Lambert-Eaton myasthenic syndrome

A rare autoimmune disorder of the neuromuscular junction.

Lambert-Eaton myasthenic syndrome (LEMS) occurs either as a paraneoplastic disorder in association with an underlying cancer (CA-LEMS), or without cancer and as part of a more general autoimmune state (NCA-LEMS).

Symptoms include insidious and gradual onset of fatigue, weakness, and a dry mouth.

Clinical findings include proximal muscle weakness in hip girdle and thigh muscles; absent or reduced tendon reflexes that may facilitate after brief exercise; and dilated, poorly reactive pupils.

Serum P/Q-type voltage-gated calcium-channel antibodies are usually present. Electrophysiologic studies usually demonstrate decremental responses to low-frequency repetitive nerve stimulation, and may also exhibit postactivation facilitation of >100%.

Over 40% of LEMS patients have underlying cancer, usually small cell lung cancer. Effective treatment of underlying cancer frequently improves symptoms.

Effective symptomatic and long-term treatment options include agents that augment neuromuscular transmission and immunomodulators. However, many patients have long-term disability due to weakness.

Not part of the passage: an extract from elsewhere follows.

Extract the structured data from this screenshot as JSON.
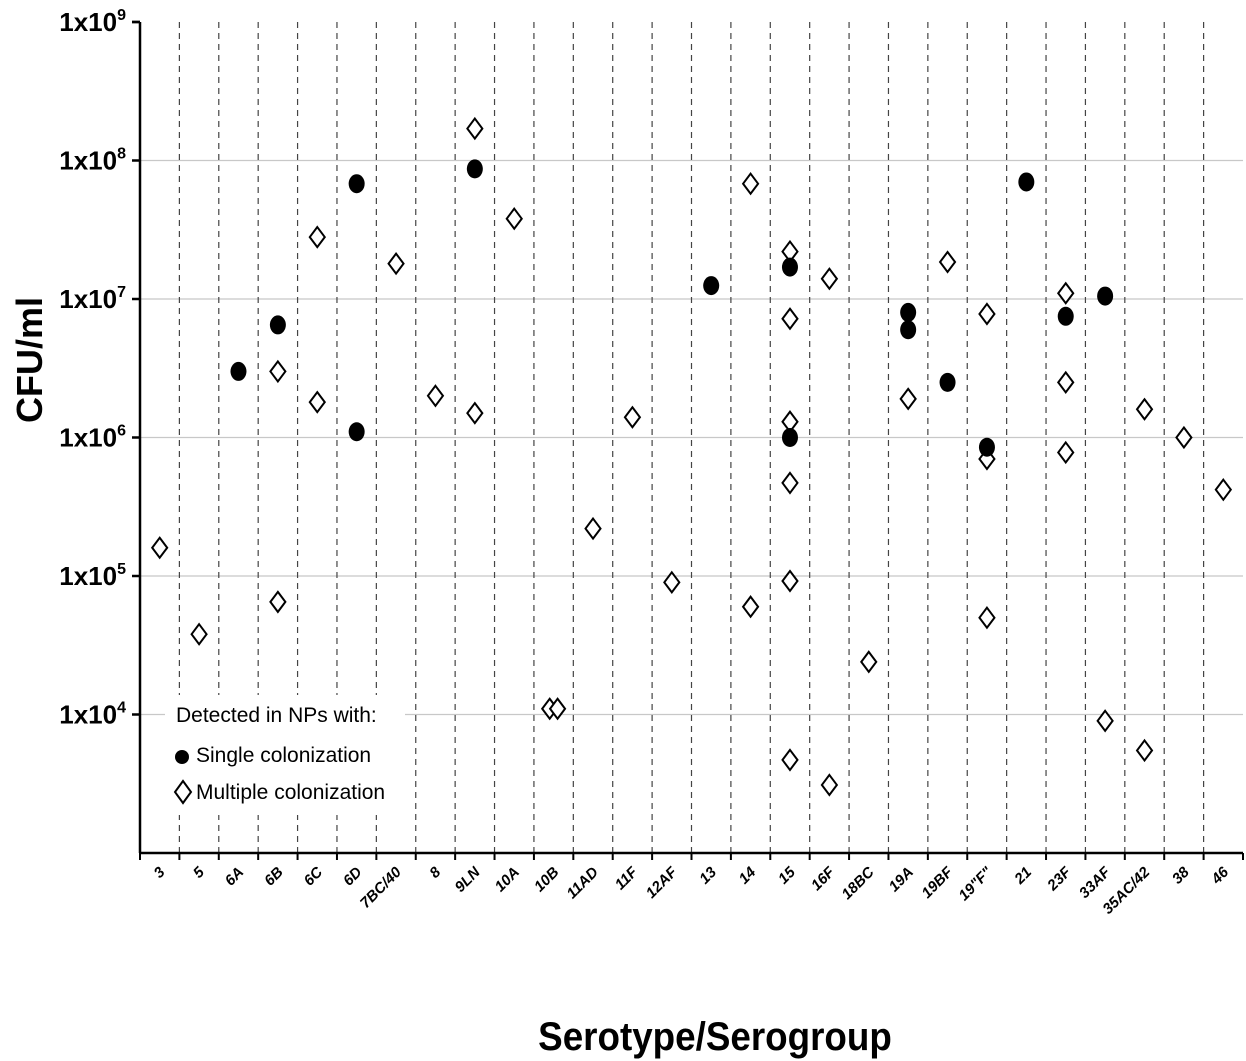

Lambert-Eaton myasthenic syndrome (LEMS) is an autoimmune disorder of the neuromuscular junction. It may occur as a paraneoplastic disorder in association with cancer (CA-LEMS), usually a small cell carcinoma of the lung, or may also occur without cancer, as part of a more general autoimmune state (NCA-LEMS). In both types, LEMS is characterized by the presence of circulating antibodies against voltage-gated calcium channels; these impair neuromuscular transmission by inhibiting inward calcium current and subsequently the release of acetylcholine into the synaptic cleft.